Menurut Savas (1987), sebagai proses, privatisasi berarti mengurangi peran pemerintah,
dan meningkatkan peran sektor swasta, dalam kegiatan atau pemilikan aset. Namun konsep
sektor publik dan swasta tidak ‘mutually exclusive’ atau statis. Pertama, beberapa aspek
pemerintahan bertumbuh sementara lainnya tidak berubah, bahkan berkurang. Misalnya
privatisasi penjara mengakibatkan perlunya dibuat regulasi baru untuk memastikan
dihormatinya hak narapidana. Kedua, pertumbuhan produktifitas sektor swasta bergantung
signifikan pada investasi sektor publik seperti jalan, pelabuhan. Ketiga, sektor swasta terbagi
dalam banyak dimensi. Sektor swasta termasuk sektor informal dan sektor swasta nirlaba,
asosiasi profesi, dan sektor ekonomi rumah tangga (Gayle, 1990). Sementara Kolderie (1990)
mengajukan beberapa isu mengenai konsep privatisasi. Dimulai dengan pemahaman bahwa
pemerintah melakukan dua kegiatan yang berbeda, yaitu penyediaan (provide) pelayanan dan
produksi (produce) pelayanan.
Menurut Pirie (1988), privatisasi bukan sebuah formula tetapi sebuah pendekatan.
Pelaksanaannya sangat beragam. Pendekatan kasus-per-kasus adalah esensi dari privatisasi.

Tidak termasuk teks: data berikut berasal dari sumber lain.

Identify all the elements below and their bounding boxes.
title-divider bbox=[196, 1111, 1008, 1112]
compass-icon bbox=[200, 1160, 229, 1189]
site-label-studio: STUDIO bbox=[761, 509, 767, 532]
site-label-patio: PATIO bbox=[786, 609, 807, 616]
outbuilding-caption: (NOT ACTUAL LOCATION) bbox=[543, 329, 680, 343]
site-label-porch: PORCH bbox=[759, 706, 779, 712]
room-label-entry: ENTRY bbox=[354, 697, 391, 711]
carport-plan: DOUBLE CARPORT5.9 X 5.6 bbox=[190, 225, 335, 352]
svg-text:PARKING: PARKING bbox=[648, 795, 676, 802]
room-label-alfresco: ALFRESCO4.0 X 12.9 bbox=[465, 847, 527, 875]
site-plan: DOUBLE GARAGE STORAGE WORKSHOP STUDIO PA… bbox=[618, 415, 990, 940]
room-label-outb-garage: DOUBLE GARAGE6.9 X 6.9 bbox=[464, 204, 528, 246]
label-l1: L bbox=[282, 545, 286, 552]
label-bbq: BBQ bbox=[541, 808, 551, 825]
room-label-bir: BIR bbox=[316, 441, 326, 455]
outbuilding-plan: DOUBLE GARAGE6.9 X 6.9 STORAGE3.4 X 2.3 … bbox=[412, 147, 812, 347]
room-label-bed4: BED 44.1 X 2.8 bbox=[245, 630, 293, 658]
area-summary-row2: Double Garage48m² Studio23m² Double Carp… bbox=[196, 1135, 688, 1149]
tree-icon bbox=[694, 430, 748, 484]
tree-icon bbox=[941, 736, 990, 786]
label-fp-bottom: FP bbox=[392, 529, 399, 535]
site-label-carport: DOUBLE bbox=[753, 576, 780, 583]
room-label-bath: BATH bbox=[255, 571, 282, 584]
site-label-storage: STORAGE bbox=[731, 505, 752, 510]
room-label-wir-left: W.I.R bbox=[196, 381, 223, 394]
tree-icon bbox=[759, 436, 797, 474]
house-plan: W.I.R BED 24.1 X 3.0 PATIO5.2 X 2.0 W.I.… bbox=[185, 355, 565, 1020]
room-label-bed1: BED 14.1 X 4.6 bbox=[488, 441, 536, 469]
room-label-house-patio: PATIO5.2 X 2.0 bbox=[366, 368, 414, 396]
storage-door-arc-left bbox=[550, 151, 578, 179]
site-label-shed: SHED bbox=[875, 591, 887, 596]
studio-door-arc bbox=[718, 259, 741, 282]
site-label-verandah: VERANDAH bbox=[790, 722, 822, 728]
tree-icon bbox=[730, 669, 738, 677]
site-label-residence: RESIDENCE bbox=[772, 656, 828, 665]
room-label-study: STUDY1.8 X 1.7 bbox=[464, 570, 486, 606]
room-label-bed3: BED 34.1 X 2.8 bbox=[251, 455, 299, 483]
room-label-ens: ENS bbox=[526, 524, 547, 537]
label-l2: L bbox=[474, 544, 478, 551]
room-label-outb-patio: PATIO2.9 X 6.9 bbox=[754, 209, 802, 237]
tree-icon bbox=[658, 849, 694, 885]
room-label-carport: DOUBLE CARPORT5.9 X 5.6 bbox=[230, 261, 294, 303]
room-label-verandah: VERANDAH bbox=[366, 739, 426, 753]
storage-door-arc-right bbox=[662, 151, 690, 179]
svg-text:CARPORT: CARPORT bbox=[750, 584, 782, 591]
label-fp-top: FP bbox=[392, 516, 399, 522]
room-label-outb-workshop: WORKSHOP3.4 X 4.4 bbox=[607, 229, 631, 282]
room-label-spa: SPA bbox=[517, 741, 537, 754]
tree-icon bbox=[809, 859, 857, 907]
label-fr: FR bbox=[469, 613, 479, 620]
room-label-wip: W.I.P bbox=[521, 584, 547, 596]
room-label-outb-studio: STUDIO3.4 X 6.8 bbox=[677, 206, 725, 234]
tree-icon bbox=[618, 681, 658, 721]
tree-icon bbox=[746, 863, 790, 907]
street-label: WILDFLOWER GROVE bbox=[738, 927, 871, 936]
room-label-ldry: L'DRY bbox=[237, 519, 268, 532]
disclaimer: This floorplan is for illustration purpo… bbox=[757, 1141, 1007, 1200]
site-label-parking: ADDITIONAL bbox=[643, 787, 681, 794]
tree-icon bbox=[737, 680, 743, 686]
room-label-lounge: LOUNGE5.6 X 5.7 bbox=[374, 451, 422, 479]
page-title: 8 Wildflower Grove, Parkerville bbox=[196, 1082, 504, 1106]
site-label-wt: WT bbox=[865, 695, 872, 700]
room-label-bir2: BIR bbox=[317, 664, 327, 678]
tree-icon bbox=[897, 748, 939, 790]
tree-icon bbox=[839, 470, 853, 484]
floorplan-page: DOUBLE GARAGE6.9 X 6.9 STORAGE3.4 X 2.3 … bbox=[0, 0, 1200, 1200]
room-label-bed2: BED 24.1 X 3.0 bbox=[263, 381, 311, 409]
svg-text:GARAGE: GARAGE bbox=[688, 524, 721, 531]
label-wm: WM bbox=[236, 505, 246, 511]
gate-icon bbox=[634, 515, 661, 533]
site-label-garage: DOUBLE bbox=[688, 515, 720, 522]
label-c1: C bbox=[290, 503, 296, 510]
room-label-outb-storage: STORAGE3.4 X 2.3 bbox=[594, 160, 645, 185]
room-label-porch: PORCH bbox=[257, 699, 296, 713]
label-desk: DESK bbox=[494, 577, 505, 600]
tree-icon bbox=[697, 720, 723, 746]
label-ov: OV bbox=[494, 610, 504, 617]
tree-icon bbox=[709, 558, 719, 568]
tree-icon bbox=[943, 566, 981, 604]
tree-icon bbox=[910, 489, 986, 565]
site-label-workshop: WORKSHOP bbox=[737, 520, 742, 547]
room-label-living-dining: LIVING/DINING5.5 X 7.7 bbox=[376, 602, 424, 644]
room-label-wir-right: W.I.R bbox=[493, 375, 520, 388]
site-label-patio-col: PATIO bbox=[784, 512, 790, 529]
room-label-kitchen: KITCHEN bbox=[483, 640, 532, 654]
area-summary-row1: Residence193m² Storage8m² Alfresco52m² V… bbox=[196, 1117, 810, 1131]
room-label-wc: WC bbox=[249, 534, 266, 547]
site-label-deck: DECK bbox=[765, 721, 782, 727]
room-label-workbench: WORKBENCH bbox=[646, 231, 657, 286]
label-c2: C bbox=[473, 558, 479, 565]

Fleksibilitas dari privatisasi sebagai sebuah pendekatan memungkinkannya digunakan pada
beragam situasi di berbagai sistem ekonomi.
Cara pandang lain adalah bahwa privatisasi memungkinkan BUMN dan pihak swasta
mempunyai kesempatan dan perilaku yang sama. Lebih jelasnya Mar’ie (1996) menyatakan
bahwa privatisasi tidak sekedar menjual aset BUMN pada swasta. Pengertian lainnya adalah
(i) memberikan kesempatan swasta menjadi pemain utama dalam bidang bisnis; (ii)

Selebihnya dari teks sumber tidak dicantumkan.